Upgrading MySQL on MacOS X whilst running Drupal
July 24, 2007

The short version: it’s a bit bloody hairy! I’d avoid it if I were you.

The long version:

I was running MySQL 4.0, and trying to get Django to work.

Running ./manage.py syncdb, it said “server is too old to set charset”

It seemed to need 4.1 to get some Django stuff working, so thought I’d upgrade. I’m running Drupal 4.7 on the same server, which is a Mac running 10.3.9. I was (fairly) confident that Drupal was backed up ok, so decided to just download the DMG for MySQL 4.1 and give it a whirl.

So, after installing and restarting, I tried to access my website - hello? anyone there? Oh bollocks… no website.

Looking at the /usr/local/mysql/data/ folder I was horrified to discover that all my databases had disappeared. Brown trousers time…

At this point I should point out that I am an idiot. If this happens to you, don’t panic. The installer has not eaten your databases, which is what I thought it had done!

If you look in /usr/local/ you will discover that mysql is aliased to the actual installation, for example mysql-max-4.1.22-apple-darwin7.9.0-powerpc. I didn’t realise this, and I had the directory aliased from somewhere else too, so I thought my databases were gone.

I was remarkably calm. Oh well, I said, time to discover if the backup script actually works.

I am using mysqlhotcopy to back my databases up, and I’d never had to actually do a restore (I can’t believe I’m saying that - I hadn’t tested my backups - but then testing them isn’t that easy when you have no time and no spare server). Anyway, I had no idea how to turn the backup back into a working database.

The answer, in case you are wondering, is remarkably simple - copy it back into the right place. Wow - it’s almost like using a Mac (apologies to the hardened unix geeks out there, who must be wondering what kind of an idiot I am. The answer is, I am a very technical idiot who, due to a career spent programming macs and the occasional pc, has never had to deal with any of this shit before). I love that the Mac is based on unix now, I really do. I just wish unix would catch up sometimes…

Anyway, I copied the backup back into the right place, and as luck would have it, it seemed to work.

Of course, I had to spend a while fixing up all the sql users and passwords and privileges and all of that malarky. I always forget my MySQL root password for some reason, which really doesn’t help. Lucky I wrote it down ;)

So, I had the databases back, and everything should be hunky dory. Hit reload in the web browser, and… Drupal was complaining that it didn’t have access. To be precise, it was saying “Client does not support authentication protocol requested by server; consider upgrading MySQL client”. Eh?

I rummaged around a bit, and started thinking, uh-oh, maybe Drupal 4.7 doesn’t work with MySQL 4.1. After a bit of searching, I got the vague impression that there were some problems, but there seemed no clear solutions.

Right, I figured.
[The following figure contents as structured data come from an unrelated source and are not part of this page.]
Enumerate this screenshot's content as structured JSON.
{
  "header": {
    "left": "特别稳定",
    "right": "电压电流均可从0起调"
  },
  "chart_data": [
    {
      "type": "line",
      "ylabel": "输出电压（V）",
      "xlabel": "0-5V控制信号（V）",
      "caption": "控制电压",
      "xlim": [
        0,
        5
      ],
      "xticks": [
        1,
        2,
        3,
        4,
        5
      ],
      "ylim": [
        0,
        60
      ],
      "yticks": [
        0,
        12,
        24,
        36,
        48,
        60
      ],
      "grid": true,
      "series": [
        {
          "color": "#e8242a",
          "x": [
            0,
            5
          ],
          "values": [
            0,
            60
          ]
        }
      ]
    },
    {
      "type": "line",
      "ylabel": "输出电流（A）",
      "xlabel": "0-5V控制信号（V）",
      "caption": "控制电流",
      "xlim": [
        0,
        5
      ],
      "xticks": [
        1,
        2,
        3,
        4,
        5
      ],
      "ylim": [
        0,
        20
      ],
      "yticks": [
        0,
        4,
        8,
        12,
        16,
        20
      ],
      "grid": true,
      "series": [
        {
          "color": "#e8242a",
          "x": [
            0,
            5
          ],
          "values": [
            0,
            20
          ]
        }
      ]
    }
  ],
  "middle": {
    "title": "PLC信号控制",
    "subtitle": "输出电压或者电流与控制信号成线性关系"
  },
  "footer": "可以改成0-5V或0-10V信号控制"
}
In for a penny… lets upgrade Drupal to the very latest 4.7 variant, that’ll fix it.

So I did, and it didn’t.

Oh so it, maybe Drupal 5.1 will fix it.

It didn’t.

Oh, I’ve found a note saying you have to go to 5.1 via 5.0. I’ll install that.

It didn’t help.

At this point I was wishing that I hadn’t started. However, a bit more googling finally gave me this: http://drupal.org/node/13977. Aha! Nothing to do with Drupal at all.

Turns out that the password format has somehow changed and you have to do a bit of mucking around to fix it. Ok, fine, I can do that. So try again, and thank something or other, it worked. The web site came back.

Whoohooo.

This is probably where I should have stopped… except that when I tried to log in to the site to blog all of this, I couldn’t. It just silently failed to log me in, and I ended up back on the log in page. What???

I had a vague notion that a similar passwordy sort of problem was perhaps occuring, this time with Drupal’s own user table, but I couldn’t get it to work and I didn’t know how to change Drupal’s own password entries with SQL. I had gone back to 4.7 by this time, but I still couldn’t log in.

I tried running the various Drupal update scripts for various different versions of Drupal, but no joy. In fact, they didn’t work because of various other permissions problems. Some of them turned out to be the fact that I hadn’t got the permissions for the database files right when I restored them.

Ah well, thought I. I’m in a right pickle now, but at least the site sort of works. What the hell, maybe MySQL 5.0 will fix it. You can tell I was feeling optimistic tonight.

So, another DMG install later, and no further on. Actually, things were worse. Drupal 4.7 wasn’t talking to the database again, at all.

Luckily it was around this point that I realised that the multiple MySQL installations were happily residing in different directories on my server, along with my original databases. This is exactly how I’d expected it to work in the first place, I’d just got a bit confused.

So, realising that I still had my original installs of MySQL, Drupal, and the original data files, I figured that I could probably just get things working as they originally were.

I did. It works.

Interesting evening that.

The only problem is, I still can’t get Django to talk to MySQL. Arse.